Cellular origin and genetic lesions associated with distinct DLBCL subtypes. Schematic representation of the GC reaction, and its relationship with the 2 molecular subtypes of DLBCL NOS, GCB-DLBCL, and ABC-DLBCL (unclassified DLBCL not shown). The most common, functionally characterized genetic alterations identified in this disease (including those shared across different subtypes and those subtype specific) are shown in the bottom panels, where blue indicates loss-of-function events and red indicates gain-of-function events; color codes on the left denote distinct categories, according to the subverted biological pathway. Ag, antigen; Amp, amplifications; D, deletions; FDC, follicular dendritic cells; M, mutations; Tx, chromosomal translocations. Note that, at lower frequencies, mutations affecting CARD11, TNFAIP3, and MYD88 residues other than the L265 hotspot can also be observed in GCB-DLBCL. CREBBP mutations can be found in all subtypes, although frequencies are significantly higher in GCB- (30%) than ABC- (15%) DLBCL. Modified from Pasqualucci and Dalla-Favera with permission.

Figure 2.

CREBBP modulated programs in the GC. CREBBP positively modulates multiple biological programs in the GC, through acetylation of histone and nonhistone proteins (eg, BCL6 and p53) (left).
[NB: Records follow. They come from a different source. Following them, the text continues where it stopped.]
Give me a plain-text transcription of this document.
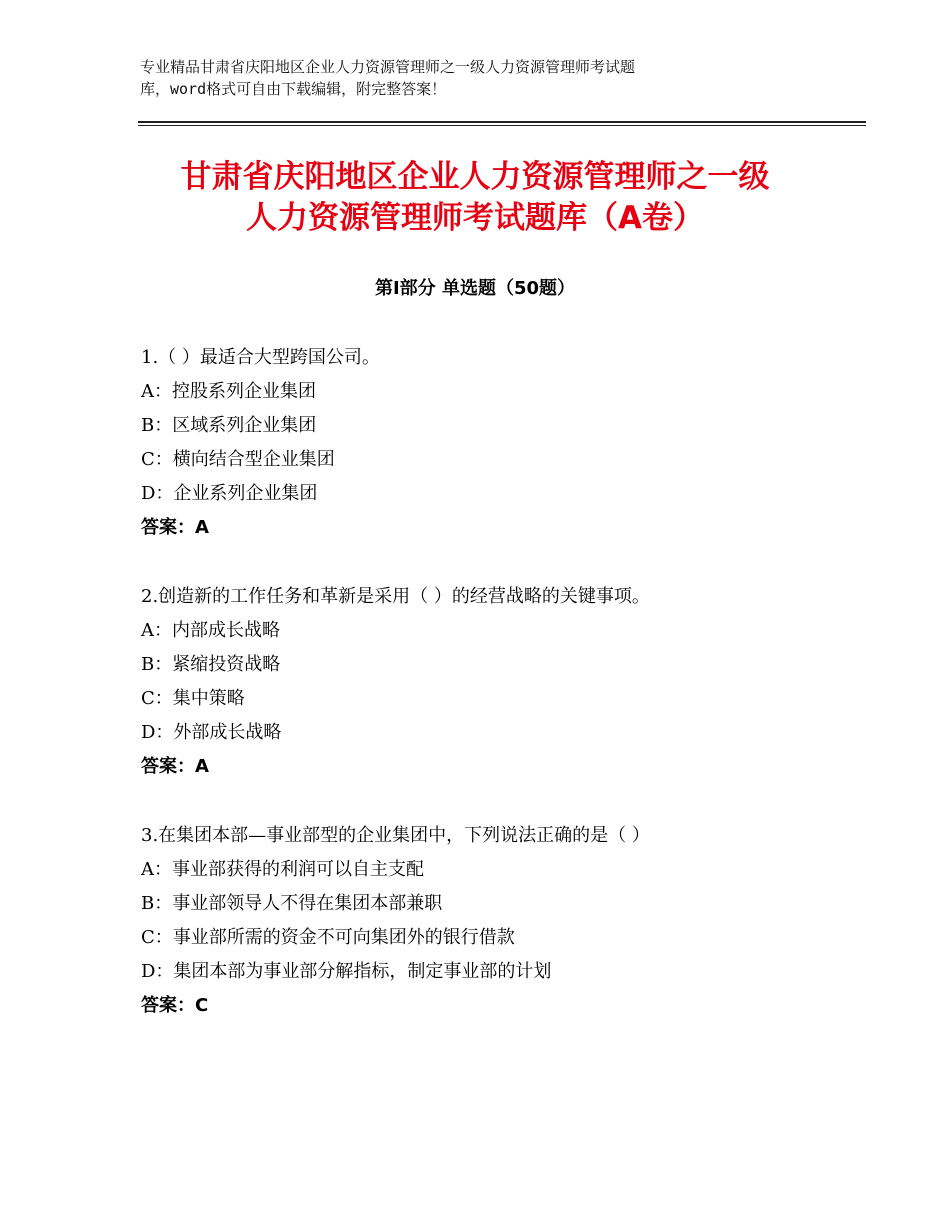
专业精品甘肃省庆阳地区企业人力资源管理师之一级人力资源管理师考试题
库，word格式可自由下载编辑，附完整答案！
甘肃省庆阳地区企业人力资源管理师之一级
人力资源管理师考试题库（A卷）
第Ⅰ部分 单选题（50题）
1.（ ）最适合大型跨国公司。
A：控股系列企业集团
B：区域系列企业集团
C：横向结合型企业集团
D：企业系列企业集团
答案：A
2.创造新的工作任务和革新是采用（ ）的经营战略的关键事项。
A：内部成长战略
B：紧缩投资战略
C：集中策略
D：外部成长战略
答案：A
3.在集团本部—事业部型的企业集团中，下列说法正确的是（ ）
A：事业部获得的利润可以自主支配
B：事业部领导人不得在集团本部兼职
C：事业部所需的资金不可向集团外的银行借款
D：集团本部为事业部分解指标，制定事业部的计划
答案：C
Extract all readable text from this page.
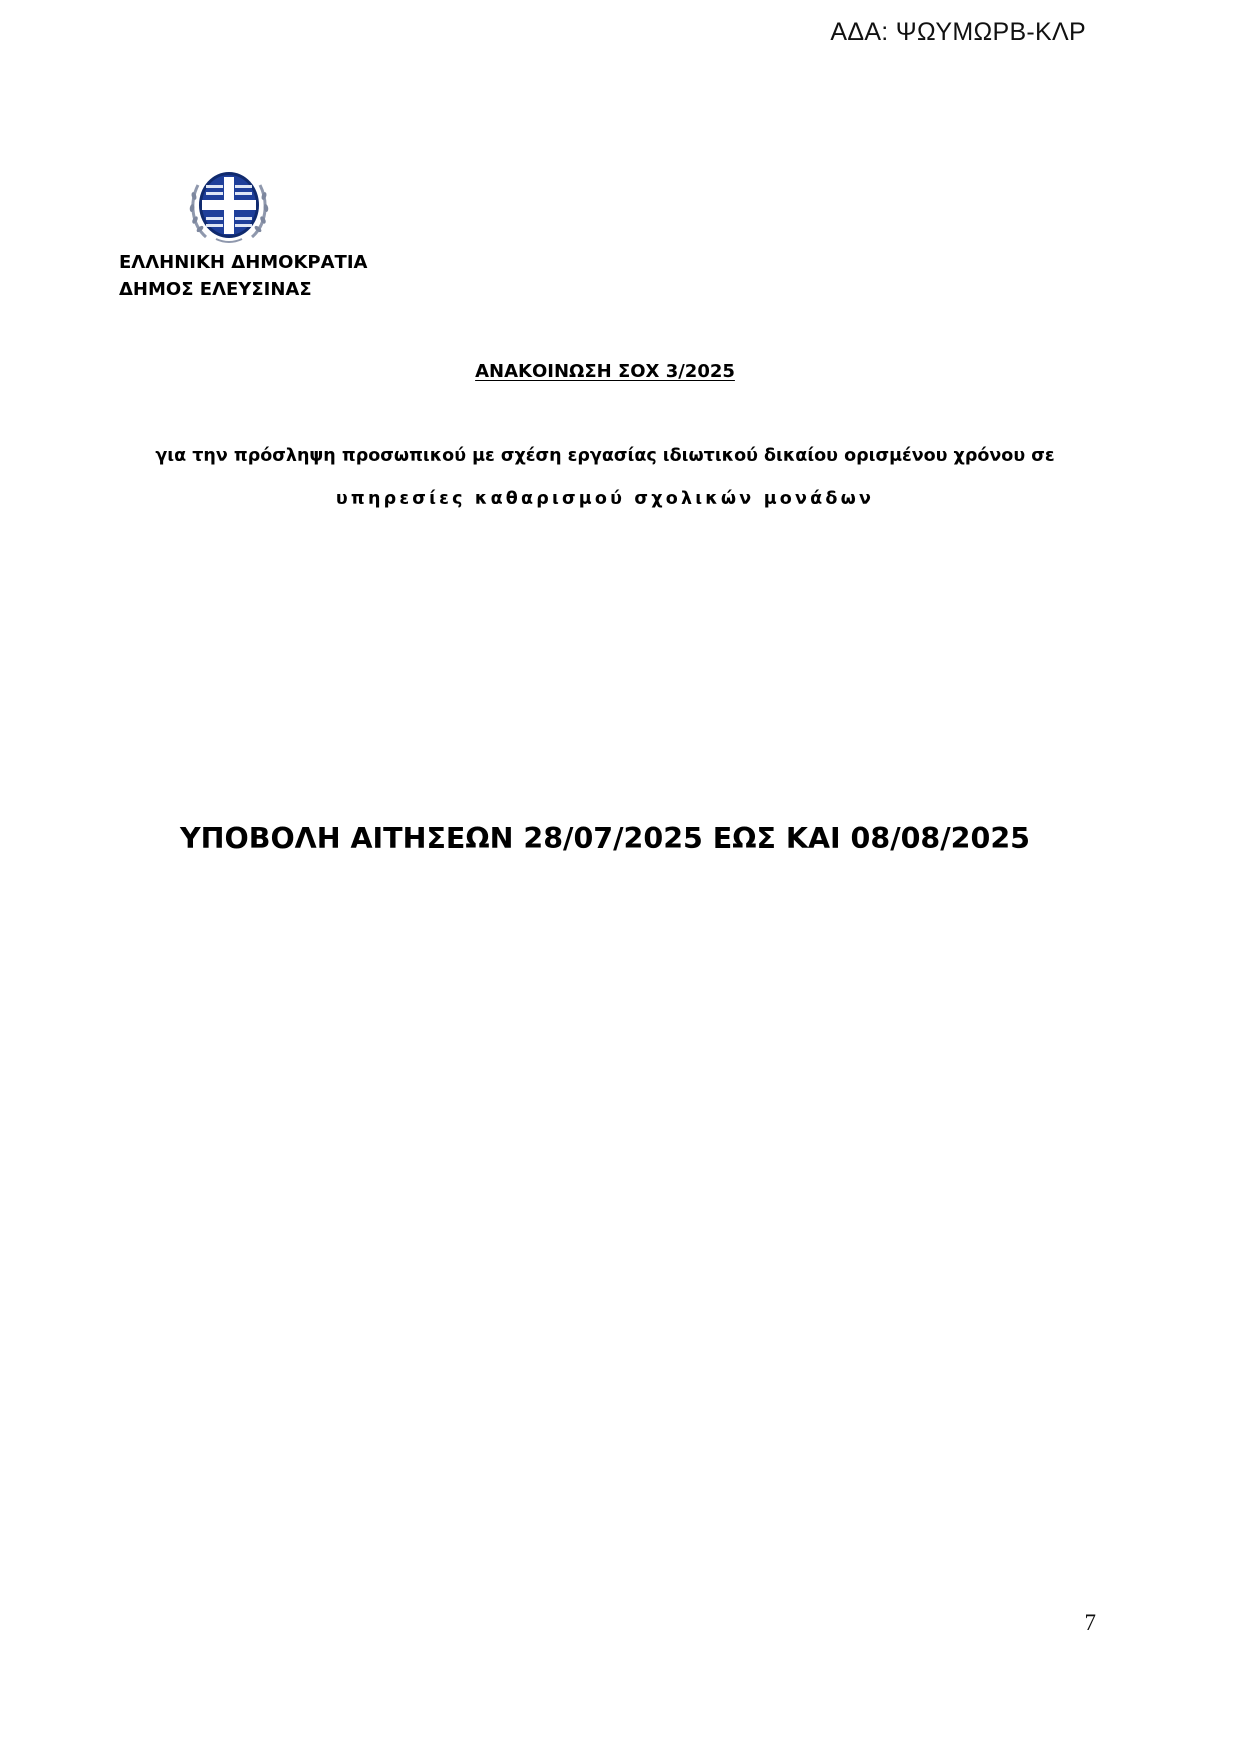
ΑΔΑ: ΨΩΥΜΩΡΒ-ΚΛΡ
ΕΛΛΗΝΙΚΗ ΔΗΜΟΚΡΑΤΙΑ
ΔΗΜΟΣ ΕΛΕΥΣΙΝΑΣ
ΑΝΑΚΟΙΝΩΣΗ ΣΟΧ 3/2025
για την πρόσληψη προσωπικού με σχέση εργασίας ιδιωτικού δικαίου ορισμένου χρόνου σε
υπηρεσίες καθαρισμού σχολικών μονάδων
ΥΠΟΒΟΛΗ ΑΙΤΗΣΕΩΝ 28/07/2025 ΕΩΣ ΚΑΙ 08/08/2025
7
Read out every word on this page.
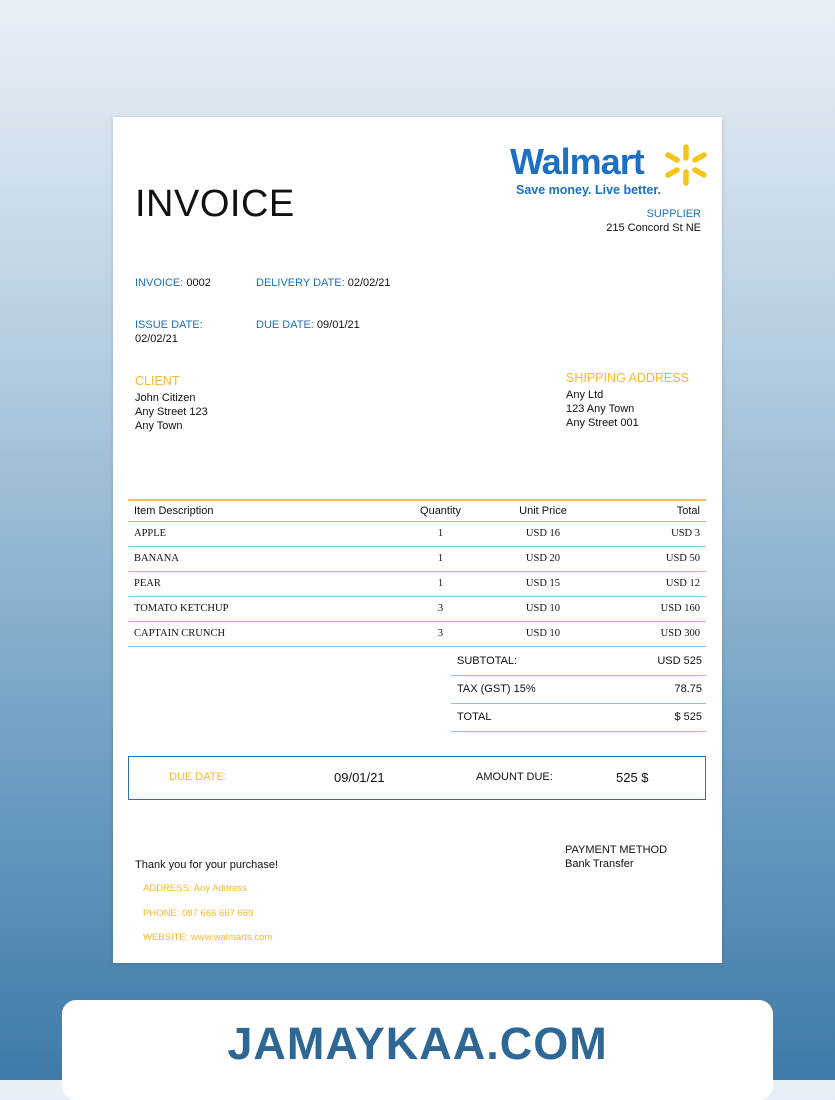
INVOICE
Walmart
Save money. Live better.
SUPPLIER
215 Concord St NE
INVOICE: 0002	DELIVERY DATE: 02/02/21
ISSUE DATE:
02/02/21
DUE DATE: 09/01/21
CLIENT
John Citizen
Any Street 123
Any Town
SHIPPING ADDRESS
Any Ltd
123 Any Town
Any Street 001
Item Description	Quantity	Unit Price	Total
APPLE	1	USD 16	USD 3
BANANA	1	USD 20	USD 50
PEAR	1	USD 15	USD 12
TOMATO KETCHUP	3	USD 10	USD 160
CAPTAIN CRUNCH	3	USD 10	USD 300
SUBTOTAL:	USD 525
TAX (GST) 15%	78.75
TOTAL	$ 525
DUE DATE:	09/01/21	AMOUNT DUE:	525 $
PAYMENT METHOD
Bank Transfer
Thank you for your purchase!
ADDRESS: Any Address
PHONE: 087 666 667 669
WEBSITE: www.walmarts.com
JAMAYKAA.COM
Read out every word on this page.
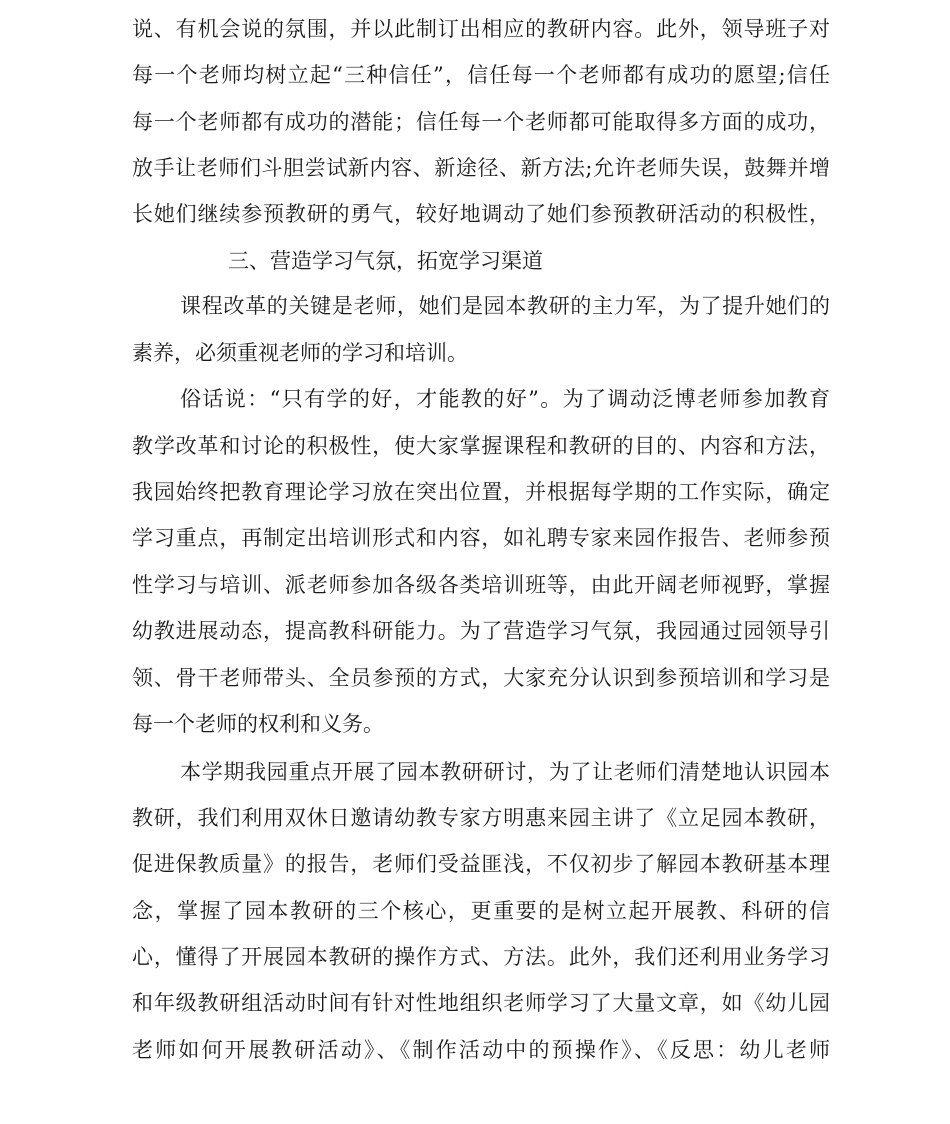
说、有机会说的氛围，并以此制订出相应的教研内容。此外，领导班子对
每一个老师均树立起“三种信任”，信任每一个老师都有成功的愿望;信任
每一个老师都有成功的潜能；信任每一个老师都可能取得多方面的成功，
放手让老师们斗胆尝试新内容、新途径、新方法;允许老师失误，鼓舞并增
长她们继续参预教研的勇气，较好地调动了她们参预教研活动的积极性，
三、营造学习气氛，拓宽学习渠道
课程改革的关键是老师，她们是园本教研的主力军，为了提升她们的
素养，必须重视老师的学习和培训。
俗话说：“只有学的好，才能教的好”。为了调动泛博老师参加教育
教学改革和讨论的积极性，使大家掌握课程和教研的目的、内容和方法，
我园始终把教育理论学习放在突出位置，并根据每学期的工作实际，确定
学习重点，再制定出培训形式和内容，如礼聘专家来园作报告、老师参预
性学习与培训、派老师参加各级各类培训班等，由此开阔老师视野，掌握
幼教进展动态，提高教科研能力。为了营造学习气氛，我园通过园领导引
领、骨干老师带头、全员参预的方式，大家充分认识到参预培训和学习是
每一个老师的权利和义务。
本学期我园重点开展了园本教研研讨，为了让老师们清楚地认识园本
教研，我们利用双休日邀请幼教专家方明惠来园主讲了《立足园本教研，
促进保教质量》的报告，老师们受益匪浅，不仅初步了解园本教研基本理
念，掌握了园本教研的三个核心，更重要的是树立起开展教、科研的信
心，懂得了开展园本教研的操作方式、方法。此外，我们还利用业务学习
和年级教研组活动时间有针对性地组织老师学习了大量文章，如《幼儿园
老师如何开展教研活动》、《制作活动中的预操作》、《反思：幼儿老师
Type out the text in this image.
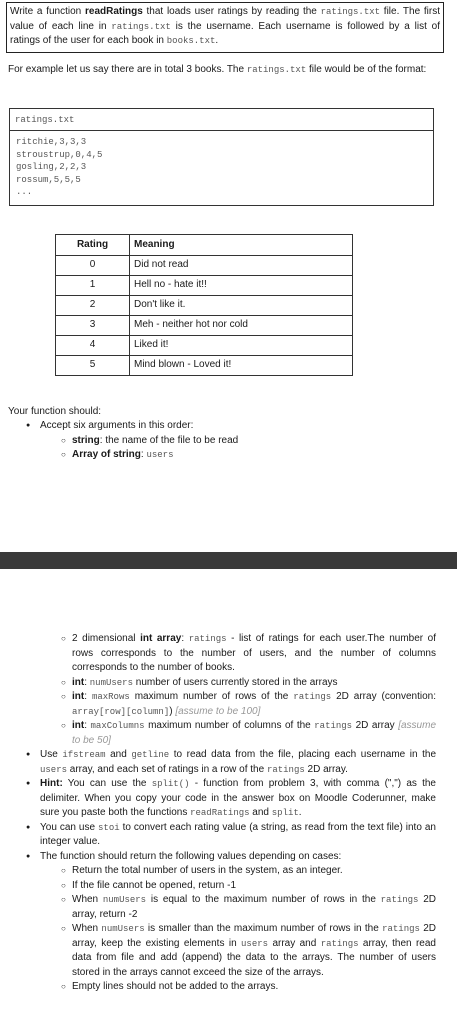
Write a function readRatings that loads user ratings by reading the ratings.txt file. The first value of each line in ratings.txt is the username. Each username is followed by a list of ratings of the user for each book in books.txt.
For example let us say there are in total 3 books. The ratings.txt file would be of the format:
ratings.txt
ritchie,3,3,3
stroustrup,0,4,5
gosling,2,2,3
rossum,5,5,5
...
Rating	Meaning
0	Did not read
1	Hell no - hate it!!
2	Don't like it.
3	Meh - neither hot nor cold
4	Liked it!
5	Mind blown - Loved it!
Your function should:
● Accept six arguments in this order:
○ string: the name of the file to be read
○ Array of string: users
○ 2 dimensional int array: ratings - list of ratings for each user.The number of rows corresponds to the number of users, and the number of columns corresponds to the number of books.
○ int: numUsers number of users currently stored in the arrays
○ int: maxRows maximum number of rows of the ratings 2D array (convention: array[row][column]) [assume to be 100]
○ int: maxColumns maximum number of columns of the ratings 2D array [assume to be 50]
● Use ifstream and getline to read data from the file, placing each username in the users array, and each set of ratings in a row of the ratings 2D array.
● Hint: You can use the split() - function from problem 3, with comma (",") as the delimiter. When you copy your code in the answer box on Moodle Coderunner, make sure you paste both the functions readRatings and split.
● You can use stoi to convert each rating value (a string, as read from the text file) into an integer value.
● The function should return the following values depending on cases:
○ Return the total number of users in the system, as an integer.
○ If the file cannot be opened, return -1
○ When numUsers is equal to the maximum number of rows in the ratings 2D array, return -2
○ When numUsers is smaller than the maximum number of rows in the ratings 2D array, keep the existing elements in users array and ratings array, then read data from file and add (append) the data to the arrays. The number of users stored in the arrays cannot exceed the size of the arrays.
○ Empty lines should not be added to the arrays.
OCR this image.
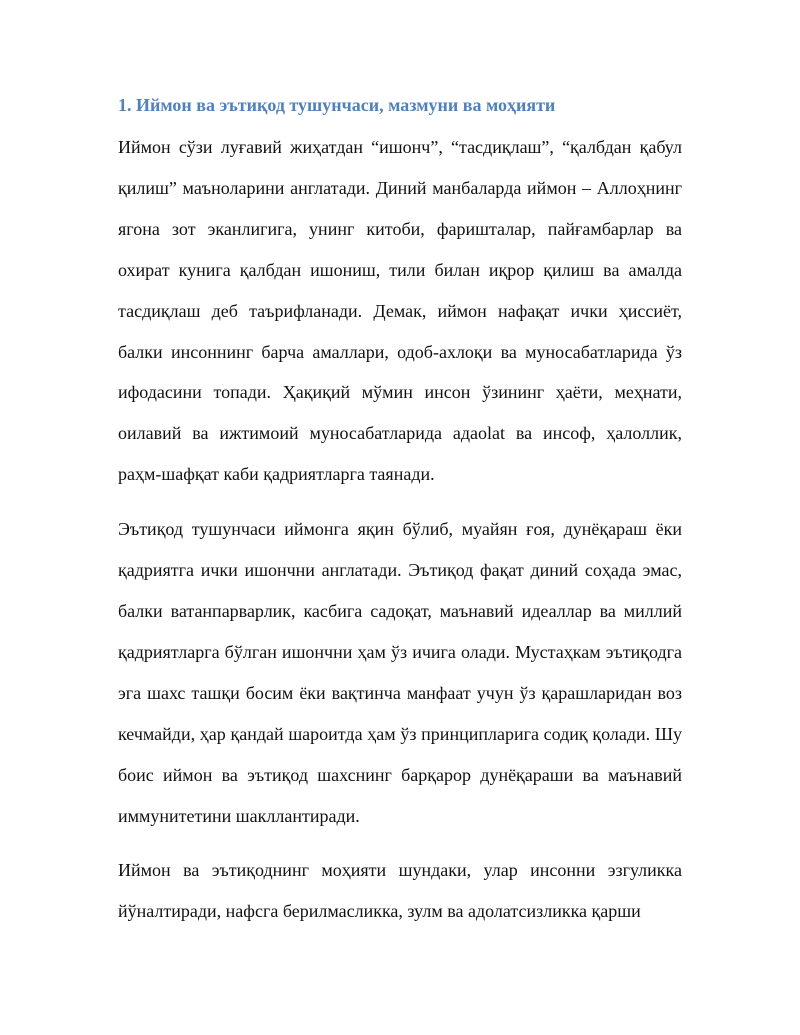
1. Иймон ва эътиқод тушунчаси, мазмуни ва моҳияти

Иймон сўзи луғавий жиҳатдан “ишонч”, “тасдиқлаш”, “қалбдан қабул қилиш” маъноларини англатади. Диний манбаларда иймон – Аллоҳнинг ягона зот эканлигига, унинг китоби, фаришталар, пайғамбарлар ва охират кунига қалбдан ишониш, тили билан иқрор қилиш ва амалда тасдиқлаш деб таърифланади. Демак, иймон нафақат ички ҳиссиёт, балки инсоннинг барча амаллари, одоб-ахлоқи ва муносабатларида ўз ифодасини топади. Ҳақиқий мўмин инсон ўзининг ҳаёти, меҳнати, оилавий ва ижтимоий муносабатларида адаolat ва инсоф, ҳалоллик, раҳм-шафқат каби қадриятларга таянади.

Эътиқод тушунчаси иймонга яқин бўлиб, муайян ғоя, дунёқараш ёки қадриятга ички ишончни англатади. Эътиқод фақат диний соҳада эмас, балки ватанпарварлик, касбига садоқат, маънавий идеаллар ва миллий қадриятларга бўлган ишончни ҳам ўз ичига олади. Мустаҳкам эътиқодга эга шахс ташқи босим ёки вақтинча манфаат учун ўз қарашларидан воз кечмайди, ҳар қандай шароитда ҳам ўз принципларига содиқ қолади. Шу боис иймон ва эътиқод шахснинг барқарор дунёқараши ва маънавий иммунитетини шакллантиради.

Иймон ва эътиқоднинг моҳияти шундаки, улар инсонни эзгуликка йўналтиради, нафсга берилмасликка, зулм ва адолатсизликка қарши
Prominent roles include its ability to regulate antigen presentation/processing via control of CIITA expression, and to counteract the activity of BCL6 by a dual mechanism entailing acetylation-mediated inactivation of its protein and the deposition of H3K27Ac marks on the promoter/enhancer regions of its target genes, which facilitates an active chromatin conformation (bottom panel, with representative cobound genes). This switch may allow the rapid induction of genes that are required for post-GC differentiation in the LZ. CREBBP-modulated programs are disrupted in tumors carrying inactivating mutations of its gene (right). Ac, acetylated lysines.

Figure 3.

Deregulation of BCL6 activity by multiple mechanisms in DLBCL. Recurrent genetic alterations deregulating the function of BCL6 in DLBCL, either directly (by targeting the BCL6 gene) or indirectly (by targeting modulators of its activity). Only representative biological programs suppressed by BCL6 in the GC and disrupted as a consequence of these lesions are shown. Symbols depict loss-of-function (crosses) and gain-of-function (lightning bolt) genetic alterations. Asterisk represents point mutations in the BCL6 regulatory sequences, abrogating DNA binding sites used by the IRF4 transcription factor or by the BCL6 protein itself to negatively regulate BCL6 transcription. Reprinted from Pasqualucci and Dalla-Favera with permission.

Figure 4.

Disrupted signaling pathways in GCB-DLBCL. Genetic lesions preferentially associated with GCB-DLBCL include (i) chromosomal translocations of BCL2 (up to 35% of cases) and/or MYC (∼10% of cases), which lead to their ectopic expression in part by allowing them to bypass BCL6-mediated transcriptional repression; (ii) truncating mutations of the TNFRSF14 receptor, leading to weakened T-cell responses; (iii) gain-of-function mutations of EZH2 (∼20% of cases), which induce transcriptional silencing of various antiproliferative and tumor suppressor genes, including targets common to BCL6 (eg, CDKN1A and BLIMP1); (iv) point mutations in the BCL6 autoregulatory sequences (10% of cases). In addition, loss of PTEN expression is observed in as many as 55% of cases, as a consequence of genetic deletions (15%) and amplifications of miR17-92 (29%), resulting in activation of the PI3K/Akt/mTOR signaling pathway. Targeted agents currently in clinical trial (or, for BCL6, demonstrating activity in preclinical settings) are shown in red.

Figure 5.

Disrupted signaling pathways in ABC-DLBCL. ABC-DLBCL is defined by multiple genetic alterations that fuel malignant transformation by sustaining constitutive NF-κB activity downstream of the BCR and TLR, while blocking terminal B-cell differentiation. Genes directly targeted by these lesions are shown in blue (inactivation) and red (deregulated expression/activity), and symbols at the bottom denote gain-of-function and loss-of-function events. Upstream inhibitors of the BCR, PI3K, and NF-κB signal transduction pathway have shown promising effects in early clinical trials involving ABC-DLBCL patients. Modified from Pasqualucci and Dalla-Favera with permission.